Michael Anson1 and Monica Canepari2
1National Institute for Medical Research, Mill Hill, London, NW7 1AA, United Kingdom, 2 Instituto di Fisiologia Umana, Universitaí di Pavia, Via Forlanini 6, 27100 Pavia, Italy.
We have examined the effects of temperature on the motility and velocity of Ca2+-regulated actin filaments. F-actin was incubated on ice with a molar excess of purified tropomyosin and troponins and labelled with rhodamine-phalloidin. Rabbit skeletal HMM was bound to nitrocellulose-coated glass coverslips which formed the base of the flow-cells.

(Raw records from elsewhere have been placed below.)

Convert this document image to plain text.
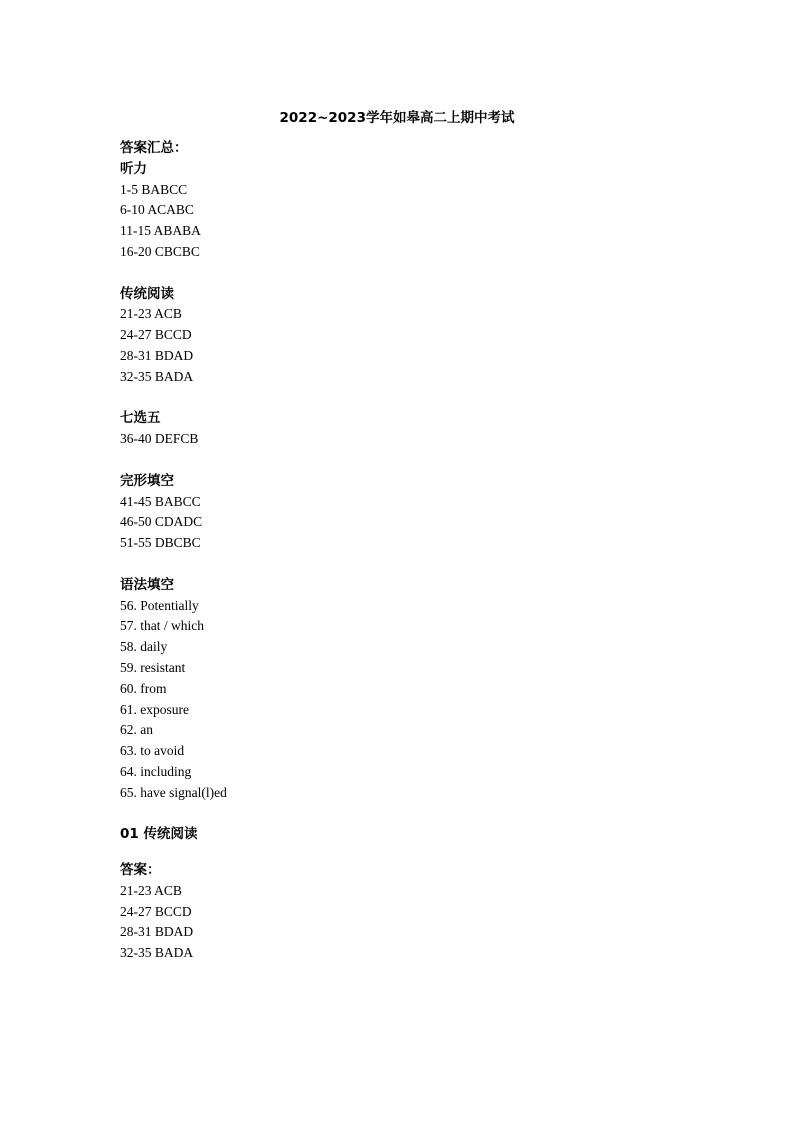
2022~2023学年如皋高二上期中考试
答案汇总：
听力
1-5 BABCC
6-10 ACABC
11-15 ABABA
16-20 CBCBC
传统阅读
21-23 ACB
24-27 BCCD
28-31 BDAD
32-35 BADA
七选五
36-40 DEFCB
完形填空
41-45 BABCC
46-50 CDADC
51-55 DBCBC
语法填空
56. Potentially
57. that / which
58. daily
59. resistant
60. from
61. exposure
62. an
63. to avoid
64. including
65. have signal(l)ed
01 传统阅读
答案：
21-23 ACB
24-27 BCCD
28-31 BDAD
32-35 BADA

After washing with BSA, 10 nM regulated actin filaments were infused and bound in rigor. They were visualized in a fluorescence microscope under laser excitation at 543 nm by an intensified CCD camera and the images stored on S-VHS video tape for off-line computer analysis. At 150 mM ionic strength, 0.35 - 0.7% methyl cellulose and 1 mM EGTA at pH 7.2, regulated filaments remained rigor-like in the presence of 2 mM Mg-ATP. Upon increasing the concentration of free Ca2+ to 300 µM (pCa 3.5 ) at 25°C, circa 90% of filaments moved at approximately 3 µm s-1. As the temperature was decreased, the filament velocity reduced rapidly until below 17 °C sliding movement was not apparent. Analysis showed that the average velocity was less than 40 nm s-1 at 17 °C. On increasing the temperature the filaments commenced moving at 20 °C and were again translating with near-normal velocity at 25 °C. Substituting actin filaments without regulatory proteins, a less dramatic temperature dependence was observed; filament velocity at 25 °C was 3 µm s-1 and at 17 °C decreased to 0.5 µm s-1. These results show stronger temperature dependencies of velocity in vitro than previously reported for unregulated actin at low ionic strength.